Guy wondered what he was supposed to do with this information. Americans were stiff and puritanical — and then they made these shockingly intimate confessions, as if alternating mumbling with an earsplitting blast. They never spoke in the usual quiet, discreet way.
Kevin winced and darted a glance at Guy. Guy thought that Kevin’s mother — was she called Marie? — wasn’t any more embarrassing than his own mother, and just as endearing.
During their early supper they sat at the low, almost square white wood table in the kitchen. It was still covered with the old oilcloth of their childhood, red roses printed on a tan trellis, the whole thing curling up along the edges as it had for at least the century long of their young lives. They watched TV throughout the meal, as they had for years. Guy thought the TV a particularly barbaric touch.
Sally arrived on her snowmobile, wearing a knit hat from the Andes with pigtail earflaps and a synthetic insulated jacket, red to match her cheeks.
She had her Attic beauty intact — her blue eyes, veiled and mysterious, her curved bow of a mouth, her wide face. She made no effort to talk, to act, to engage. She simply displayed her beauty as she’d always done. It was enough. Their mother turned off the TV and they all sat up and smiled and quipped with a new animation. It occurred to Kevin that years of admiring Sally had been good training for admiring Guy; he’d already grown up awestruck by great beauty. She smiled and nodded and turned her face slightly to take the light, as a model is trained not to give repeats, but she seemed to be far away, lost in another language, uncomprehending though benign, somehow “blessing” them with the wonder-working properties of her looks. When she did murmur a few courtesies she struck Kevin as fractionally coarser, as if her decision to skip college and to help out her dad here in Ely had made her not vulgar but more common.
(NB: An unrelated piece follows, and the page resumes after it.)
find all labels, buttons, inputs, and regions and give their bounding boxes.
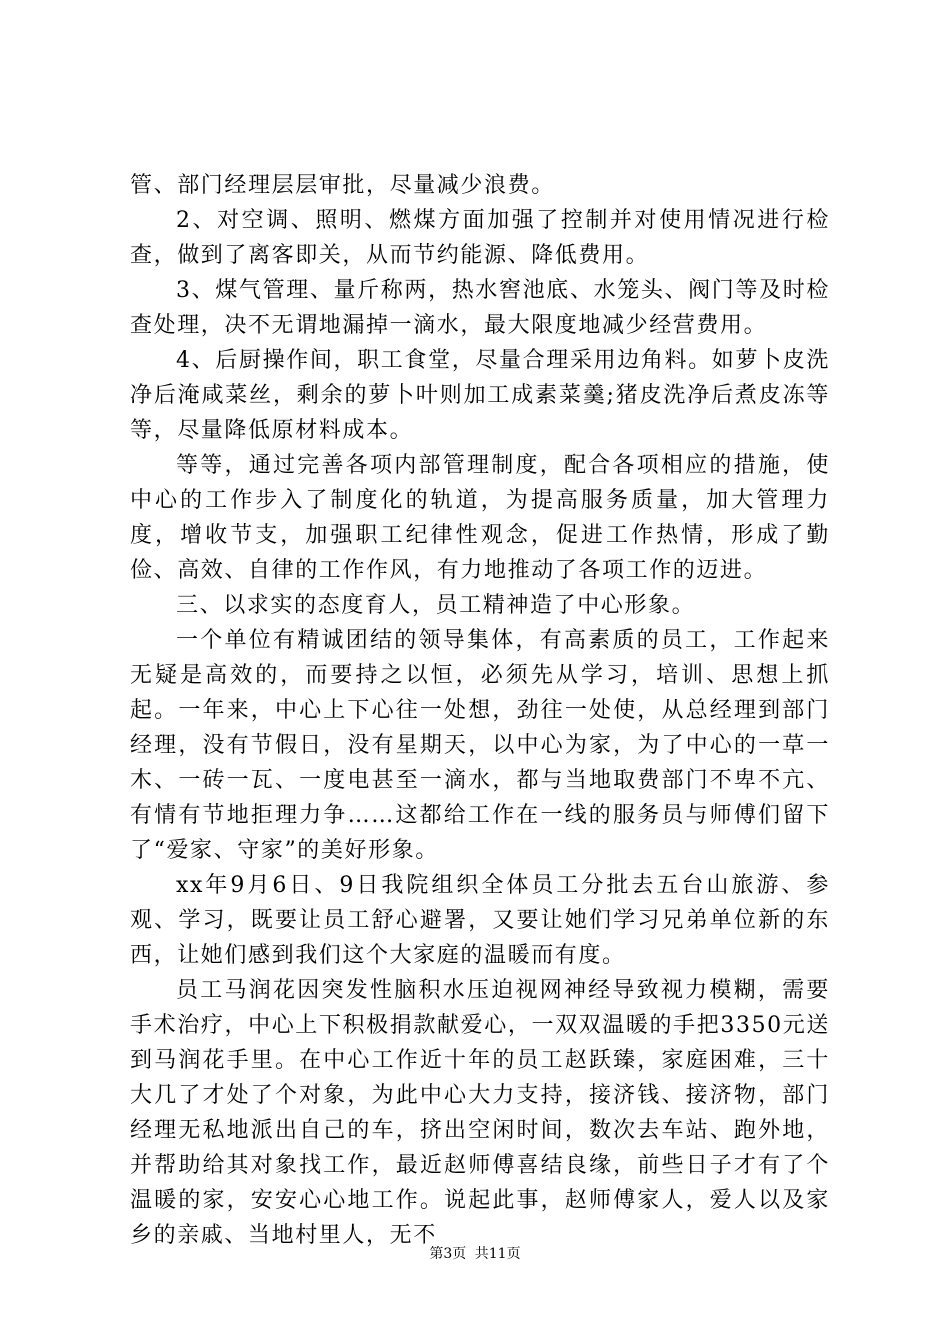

After all those evenings drinking at the Log Cabin with other locals slapping the waitress on the fanny, hee-hawing, and soaking their winter beards with beer. And her face had aged, at least there were lines around the eyes and mouth now and creasing her forehead like an egg that’s been boiled too long and has started to get tiny cracks in its perfect surface. Kevin’s father, usually so silent, perked up around Sally until their mother shooed him into the back living room. There they watched the big TV. Chris looked reluctant to leave them but eventually headed upstairs, probably to call Betty.
When he was alone with Sally and Guy, the big TV talking to itself in the other room with its insistent laugh track, Kevin watched her shrug her way slowly and deliberately out of her red coat — and there was the splendor of her big breasts cradled by a plum-colored sweater. Only she would have risked red and plum. Even back in high school she’d always seemed indifferent to what other people thought of her. Maybe because her dad was the town’s richest man, she acted as if no one else mattered. Or maybe because even then she’d reputedly dated older men and she felt superior to her gaggle of high school admirers. Now her indifference risked becoming a trait, a philosophy, something unchangeable. She’d never left Ely, though she said she’d taken an accounting course at the local community college.
Guy barely recognized this Kevin — affable, joking, full of American-style anecdotes, not reluctant to say cretinously obvious things. Guy had heard so much about “beautiful” Ely and “beautiful” Sally, but there was something depressing and a bit squalid about both of them.